So I’ve been playing with some complicated models for hierarchical data and need two kinds of SEM-like structures for some latent quantities, which I’ve boiled down to the following two separate examples. First, here’s a structure whereby the two latent quantities l1
& l2
are linked by a correlation r
:
// sem_l1_l2.stan
data{
int nIds ;
int nReps ;
matrix[nIds,nReps] y1 ;
matrix[nIds,nReps] y2 ;
}
parameters{
row_vector[2] means ;
row_vector<lower=0>[2] sds ;
vector[nIds] common_stdnorm ;
matrix[nIds,2] unique_stdnorm ;
real<lower=-1,upper=1> r ;
real<lower=0> noise ;
}
transformed parameters{
// generate l1_stdnorm & l2_stdnorm such that both have unit variance and cor(l1_stdnorm,l2_stdnorm)==r
real w = sqrt(r/(1-r)) ;
vector[nIds] l1_stdnorm = (common_stdnorm*w + unique_stdnorm[,1]) / sqrt( 1+(w^2) ) ;
vector[nIds] l2_stdnorm = (common_stdnorm*w + unique_stdnorm[,2]) / sqrt( 1+(w^2) ) ;
// scale & shift stdnorms
vector[nIds] l1 = l1_stdnorm*sds[1] + means[1] ;
vector[nIds] l2 = l2_stdnorm*sds[2] + means[2] ;
}
model{
// prior for latent means/sds & manifest noise
means ~ std_normal() ; // would want to tweak this to match domain expertise
sds ~ weibull(2,1) ; // ditto
noise ~ weibull(2,1) ; // ditto
// common & unique must be ~ std_normal()
common_stdnorm ~ std_normal() ;
to_vector(unique_stdnorm) ~ std_normal() ;
// r ~ uniform(-1,1) ; // commented-out bc implied by bounds
// likelihood
for(i_nId in 1:nIds){
y1[i_nId,] ~ normal( l1[i_nId] , noise ) ;
y2[i_nId,] ~ normal( l2[i_nId] , noise ) ;
}
}
And next is a scenario where quantities l0
and the columns of l123
, are linked through the correlations in the row-vector r
:
// sem_l0_l123.stan
data{
int nIds ;
int nReps ;
matrix[nIds,nReps] y1 ;
matrix[nIds,nReps] y2 ;
matrix[nIds,nReps] y3 ;
}
parameters{
row_vector[3] means ;
row_vector<lower=0>[3] sds ;
vector[nIds] l0_stdnorm ;
matrix[nIds,3] l123_unique_stdnorm ;
row_vector<lower=-1,upper=1>[3] r ;
real<lower=0> noise ;
}
transformed parameters{
// generate l123_stdnorm such all columns have unit variance and
// cor(l0_stdnorm,l123_stdnorm[,1])==r[1]

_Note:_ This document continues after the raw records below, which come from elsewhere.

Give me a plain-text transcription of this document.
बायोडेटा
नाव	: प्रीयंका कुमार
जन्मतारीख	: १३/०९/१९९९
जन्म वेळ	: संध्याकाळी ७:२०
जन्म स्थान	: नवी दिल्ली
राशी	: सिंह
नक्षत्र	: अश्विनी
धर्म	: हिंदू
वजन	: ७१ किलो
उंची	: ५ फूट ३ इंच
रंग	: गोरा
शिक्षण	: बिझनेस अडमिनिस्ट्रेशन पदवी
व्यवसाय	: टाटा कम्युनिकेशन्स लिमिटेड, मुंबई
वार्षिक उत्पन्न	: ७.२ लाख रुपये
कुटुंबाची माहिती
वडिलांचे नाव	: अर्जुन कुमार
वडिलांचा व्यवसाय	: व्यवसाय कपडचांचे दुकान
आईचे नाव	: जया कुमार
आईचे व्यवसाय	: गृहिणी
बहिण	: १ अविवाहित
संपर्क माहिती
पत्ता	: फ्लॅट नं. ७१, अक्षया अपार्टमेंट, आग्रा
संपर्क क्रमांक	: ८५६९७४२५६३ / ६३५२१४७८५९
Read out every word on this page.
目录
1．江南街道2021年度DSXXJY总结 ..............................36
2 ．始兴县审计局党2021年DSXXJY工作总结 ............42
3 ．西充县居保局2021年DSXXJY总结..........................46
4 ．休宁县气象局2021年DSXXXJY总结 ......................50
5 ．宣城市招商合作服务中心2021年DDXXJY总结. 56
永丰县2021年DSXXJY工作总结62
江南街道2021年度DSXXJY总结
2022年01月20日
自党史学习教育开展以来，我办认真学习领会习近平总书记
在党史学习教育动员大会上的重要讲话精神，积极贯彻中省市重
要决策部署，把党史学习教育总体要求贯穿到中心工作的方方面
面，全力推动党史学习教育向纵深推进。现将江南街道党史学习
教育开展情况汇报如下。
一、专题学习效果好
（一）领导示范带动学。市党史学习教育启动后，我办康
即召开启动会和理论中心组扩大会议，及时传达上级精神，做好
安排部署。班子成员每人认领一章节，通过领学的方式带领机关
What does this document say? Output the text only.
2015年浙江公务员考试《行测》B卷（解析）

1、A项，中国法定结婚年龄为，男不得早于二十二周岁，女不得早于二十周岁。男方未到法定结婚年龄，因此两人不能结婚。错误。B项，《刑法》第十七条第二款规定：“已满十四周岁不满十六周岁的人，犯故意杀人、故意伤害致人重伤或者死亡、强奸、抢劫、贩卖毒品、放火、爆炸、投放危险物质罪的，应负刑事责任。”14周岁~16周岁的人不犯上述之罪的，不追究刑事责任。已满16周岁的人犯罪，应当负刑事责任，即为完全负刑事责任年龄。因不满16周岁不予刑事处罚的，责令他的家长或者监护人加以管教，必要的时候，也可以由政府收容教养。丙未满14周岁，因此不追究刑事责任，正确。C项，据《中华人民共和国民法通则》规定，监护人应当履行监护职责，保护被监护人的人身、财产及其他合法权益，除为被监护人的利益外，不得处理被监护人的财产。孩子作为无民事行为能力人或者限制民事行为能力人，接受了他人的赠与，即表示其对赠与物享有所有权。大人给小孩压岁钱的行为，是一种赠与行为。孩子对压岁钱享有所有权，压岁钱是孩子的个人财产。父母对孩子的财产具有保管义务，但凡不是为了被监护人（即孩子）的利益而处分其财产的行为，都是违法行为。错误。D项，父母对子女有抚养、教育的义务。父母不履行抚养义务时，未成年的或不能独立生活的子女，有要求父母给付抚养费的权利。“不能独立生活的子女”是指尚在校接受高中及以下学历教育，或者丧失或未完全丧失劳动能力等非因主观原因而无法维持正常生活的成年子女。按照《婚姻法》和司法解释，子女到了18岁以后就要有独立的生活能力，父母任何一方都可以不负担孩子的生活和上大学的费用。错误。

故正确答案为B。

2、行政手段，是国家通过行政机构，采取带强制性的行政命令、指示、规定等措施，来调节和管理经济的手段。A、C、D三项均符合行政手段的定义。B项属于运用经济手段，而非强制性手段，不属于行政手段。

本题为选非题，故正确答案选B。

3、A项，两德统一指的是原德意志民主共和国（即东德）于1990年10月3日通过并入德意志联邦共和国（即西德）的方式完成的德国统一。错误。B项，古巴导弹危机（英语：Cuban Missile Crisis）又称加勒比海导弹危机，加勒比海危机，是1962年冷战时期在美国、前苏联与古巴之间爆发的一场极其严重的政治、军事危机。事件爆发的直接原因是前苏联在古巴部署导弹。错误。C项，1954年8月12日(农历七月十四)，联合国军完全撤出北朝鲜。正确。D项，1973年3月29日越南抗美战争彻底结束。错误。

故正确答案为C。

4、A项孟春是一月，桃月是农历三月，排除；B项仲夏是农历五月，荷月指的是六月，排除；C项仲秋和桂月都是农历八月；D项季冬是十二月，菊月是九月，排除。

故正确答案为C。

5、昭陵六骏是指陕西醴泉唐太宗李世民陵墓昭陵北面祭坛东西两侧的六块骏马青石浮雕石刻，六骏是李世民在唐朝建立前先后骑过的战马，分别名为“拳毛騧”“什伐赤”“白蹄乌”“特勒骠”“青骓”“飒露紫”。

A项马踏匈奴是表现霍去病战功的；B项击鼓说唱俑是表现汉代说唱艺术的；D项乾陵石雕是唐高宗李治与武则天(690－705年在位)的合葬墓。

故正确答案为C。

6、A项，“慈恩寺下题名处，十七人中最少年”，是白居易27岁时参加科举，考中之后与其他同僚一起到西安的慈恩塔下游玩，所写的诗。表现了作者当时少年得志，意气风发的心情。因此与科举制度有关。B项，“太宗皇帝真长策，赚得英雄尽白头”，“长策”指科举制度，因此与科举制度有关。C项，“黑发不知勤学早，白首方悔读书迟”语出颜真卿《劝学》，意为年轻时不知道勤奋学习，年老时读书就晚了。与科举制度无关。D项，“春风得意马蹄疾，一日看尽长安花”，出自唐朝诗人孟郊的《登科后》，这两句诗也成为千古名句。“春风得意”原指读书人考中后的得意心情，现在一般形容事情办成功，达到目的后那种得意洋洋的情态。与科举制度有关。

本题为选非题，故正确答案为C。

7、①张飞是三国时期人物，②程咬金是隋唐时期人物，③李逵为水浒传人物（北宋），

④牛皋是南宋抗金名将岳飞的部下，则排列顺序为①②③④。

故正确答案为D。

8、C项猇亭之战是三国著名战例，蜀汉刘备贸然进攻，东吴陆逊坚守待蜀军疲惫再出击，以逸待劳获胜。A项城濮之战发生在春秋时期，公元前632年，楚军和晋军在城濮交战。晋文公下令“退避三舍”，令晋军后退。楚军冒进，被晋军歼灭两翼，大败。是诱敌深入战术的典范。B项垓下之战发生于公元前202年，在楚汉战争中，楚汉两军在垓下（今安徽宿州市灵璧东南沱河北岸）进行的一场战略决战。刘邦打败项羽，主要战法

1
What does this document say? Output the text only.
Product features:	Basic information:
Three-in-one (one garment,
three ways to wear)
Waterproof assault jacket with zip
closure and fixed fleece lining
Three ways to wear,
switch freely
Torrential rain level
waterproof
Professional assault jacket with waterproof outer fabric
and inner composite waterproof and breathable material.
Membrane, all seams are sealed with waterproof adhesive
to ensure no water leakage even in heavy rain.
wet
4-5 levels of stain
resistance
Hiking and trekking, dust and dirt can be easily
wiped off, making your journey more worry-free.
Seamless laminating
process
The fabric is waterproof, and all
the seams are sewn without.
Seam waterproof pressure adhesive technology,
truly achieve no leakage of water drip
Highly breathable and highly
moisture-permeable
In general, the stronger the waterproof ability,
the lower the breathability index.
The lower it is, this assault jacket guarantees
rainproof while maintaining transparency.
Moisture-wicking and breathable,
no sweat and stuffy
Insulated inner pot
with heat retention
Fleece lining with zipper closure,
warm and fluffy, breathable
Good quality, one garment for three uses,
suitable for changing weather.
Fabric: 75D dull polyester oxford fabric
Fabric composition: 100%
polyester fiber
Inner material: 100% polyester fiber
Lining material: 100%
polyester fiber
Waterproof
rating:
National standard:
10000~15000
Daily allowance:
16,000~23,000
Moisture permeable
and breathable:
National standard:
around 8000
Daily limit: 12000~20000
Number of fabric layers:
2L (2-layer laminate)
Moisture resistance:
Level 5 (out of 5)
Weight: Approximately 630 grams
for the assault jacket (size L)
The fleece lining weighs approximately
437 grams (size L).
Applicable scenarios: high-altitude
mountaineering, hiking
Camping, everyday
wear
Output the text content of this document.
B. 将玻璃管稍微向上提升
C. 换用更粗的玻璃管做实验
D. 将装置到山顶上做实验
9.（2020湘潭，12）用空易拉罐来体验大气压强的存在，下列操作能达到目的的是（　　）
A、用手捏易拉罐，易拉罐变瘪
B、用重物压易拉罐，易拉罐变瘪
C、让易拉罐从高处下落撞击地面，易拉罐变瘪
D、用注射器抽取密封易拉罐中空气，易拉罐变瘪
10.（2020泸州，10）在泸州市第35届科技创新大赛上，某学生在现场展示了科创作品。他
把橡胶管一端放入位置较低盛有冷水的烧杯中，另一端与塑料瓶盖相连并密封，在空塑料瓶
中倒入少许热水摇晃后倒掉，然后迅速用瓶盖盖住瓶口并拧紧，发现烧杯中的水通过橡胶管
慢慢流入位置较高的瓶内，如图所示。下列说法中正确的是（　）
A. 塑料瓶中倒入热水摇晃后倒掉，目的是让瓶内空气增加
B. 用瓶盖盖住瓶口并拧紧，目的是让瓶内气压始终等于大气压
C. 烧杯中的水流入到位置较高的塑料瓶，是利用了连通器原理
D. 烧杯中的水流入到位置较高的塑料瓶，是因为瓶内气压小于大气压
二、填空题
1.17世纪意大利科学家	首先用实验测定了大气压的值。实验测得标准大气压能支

// cor(l0_stdnorm,l123_stdnorm[,2])==r[2]
// cor(l0_stdnorm,l123_stdnorm[,3])==r[3]
row_vector[3] vars_common = r.^2 ;
row_vector[3] vars_unique = 1-vars_common ;
matrix[nIds,3] l123_stdnorm = (
(
( rep_matrix(l0_stdnorm,3) .* rep_matrix(r,nIds) )
+ ( l123_unique_stdnorm .* rep_matrix(sqrt(vars_unique),nIds) )
)
./ rep_matrix( sqrt(vars_unique+vars_common) ,nIds)
) ;
// scale & shift stdnorms
matrix[nIds,3] l123 = (
l123_stdnorm .* rep_matrix(sds,nIds)
+ rep_matrix(means,nIds)
);
}
model{
// prior for latent means/sds & manifest noise
means ~ std_normal() ; // would want to tweak this to match domain expertise
sds ~ weibull(2,1) ; // ditto
noise ~ weibull(2,1) ; // ditto
// common & unique must be ~ std_normal()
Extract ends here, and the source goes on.